Dua memang bukan
berarti satu, bukan berarti tak bisa tiga, delapan atau dua belas. Dua adalah
angka dimana aku dan dia seperti satu, seperti tiga atau dua belas.
Dua itu
bilangan yang berjanji di depan altar nan suci, bilangan yang mendiami atala
pertama kali, bilangan yang akan mempertahankan eksistensi.
Dua itu adalah kami
saat melangkah pelan dan tertatih, saat diam menikmati air langit membaca
tasbih, saat dua iftirosy bergantian menyimpuh bumi.
Kami hanya berdua saat
menjenguk lawu.
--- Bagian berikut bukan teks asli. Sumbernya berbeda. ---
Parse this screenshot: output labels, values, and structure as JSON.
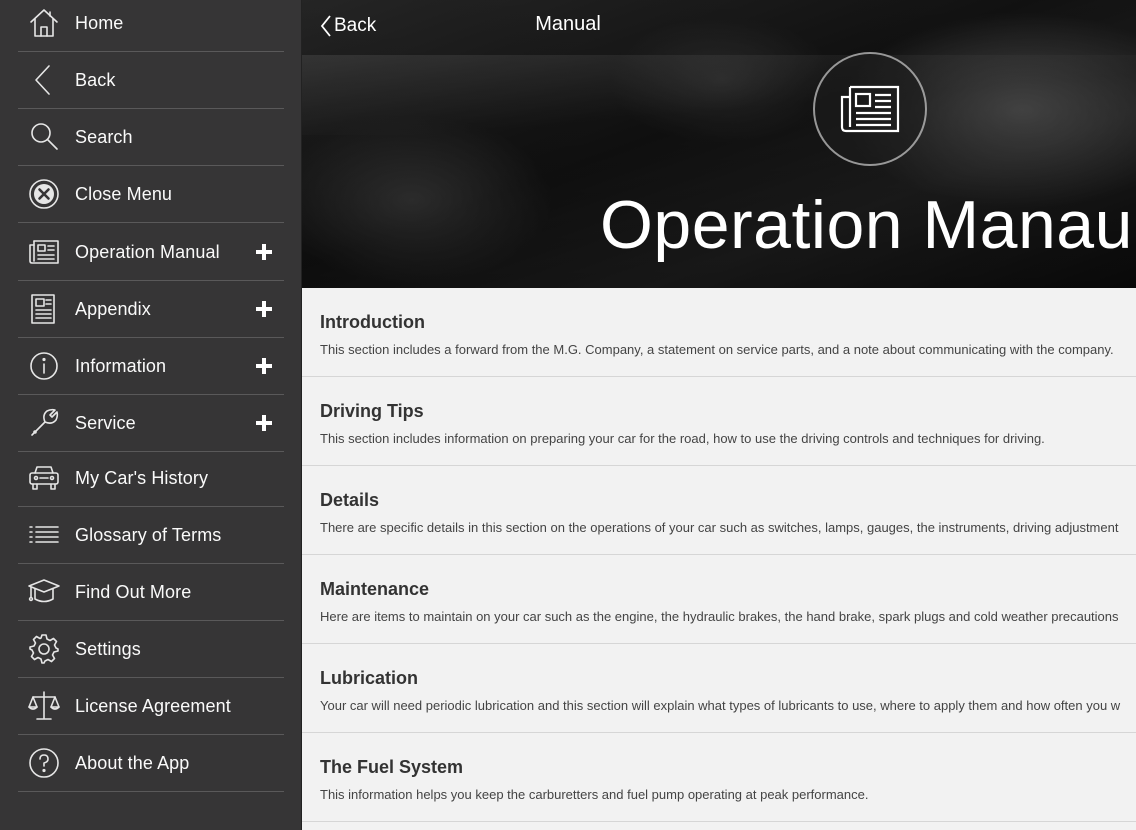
{
  "sidebar": {
    "items": [
      {
        "label": "Home",
        "icon": "home-icon",
        "expandable": false
      },
      {
        "label": "Back",
        "icon": "chevron-left-icon",
        "expandable": false
      },
      {
        "label": "Search",
        "icon": "search-icon",
        "expandable": false
      },
      {
        "label": "Close Menu",
        "icon": "close-circle-icon",
        "expandable": false
      },
      {
        "label": "Operation Manual",
        "icon": "newspaper-icon",
        "expandable": true
      },
      {
        "label": "Appendix",
        "icon": "document-icon",
        "expandable": true
      },
      {
        "label": "Information",
        "icon": "info-icon",
        "expandable": true
      },
      {
        "label": "Service",
        "icon": "wrench-icon",
        "expandable": true
      },
      {
        "label": "My Car's History",
        "icon": "car-icon",
        "expandable": false
      },
      {
        "label": "Glossary of Terms",
        "icon": "list-icon",
        "expandable": false
      },
      {
        "label": "Find Out More",
        "icon": "graduation-cap-icon",
        "expandable": false
      },
      {
        "label": "Settings",
        "icon": "gear-icon",
        "expandable": false
      },
      {
        "label": "License Agreement",
        "icon": "scales-icon",
        "expandable": false
      },
      {
        "label": "About the App",
        "icon": "question-icon",
        "expandable": false
      }
    ]
  },
  "header": {
    "back_label": "Back",
    "title": "Manual",
    "hero_title": "Operation Manaul",
    "hero_icon": "newspaper-icon"
  },
  "sections": [
    {
      "title": "Introduction",
      "description": "This section includes a forward from the M.G. Company, a statement on service parts, and a note about communicating with the company."
    },
    {
      "title": "Driving Tips",
      "description": "This section includes information on preparing your car for the road, how to use the driving controls and techniques for driving."
    },
    {
      "title": "Details",
      "description": "There are specific details in this section on the operations of your car such as switches, lamps, gauges, the instruments, driving adjustment"
    },
    {
      "title": "Maintenance",
      "description": "Here are items to maintain on your car such as the engine, the hydraulic brakes, the hand brake, spark plugs and cold weather precautions"
    },
    {
      "title": "Lubrication",
      "description": "Your car will need periodic lubrication and this section will explain what types of lubricants to use, where to apply them and how often you w"
    },
    {
      "title": "The Fuel System",
      "description": "This information helps you keep the carburetters and fuel pump operating at peak performance."
    }
  ],
  "colors": {
    "sidebar_bg": "#363536",
    "content_bg": "#f2f2f2",
    "text_primary": "#333333"
  }
}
Meski berdua tapi kami hanya memiliki satu rasa. Meski tak ada
orang ketiga tapi kami mampu memutuskan perbedaan menjadi sama. Meski hanya
berdua pendakian ini sama serunya saat aku mendaki bersama delapan atau dua
belas kepala.
***
Penerbangan ke
Bandar Udara Sultan Kasim Riau ditutup dalam rentang waktu yang tidak
ditentukan. Skedul perjalanan yang sudah disusun harus mengacu pada Plan-B. Aku
sudah berada di Bandara Soekarno Hatta Jakarta, segera aku menghubungi beberapa
teman untuk mengajak mereka mendaki gunung. Di antara semua teman yang aku
hubungi, Danang bersiap untuk menemaniku mendaki gunung yang berada tak jauh
dari kediamannya di Sragen, Jawa Tengah. Gunung yang akan kami daki adalah
Gunung Lawu yang berada di perbatasan Jawa Tengah dan Jawa Timur.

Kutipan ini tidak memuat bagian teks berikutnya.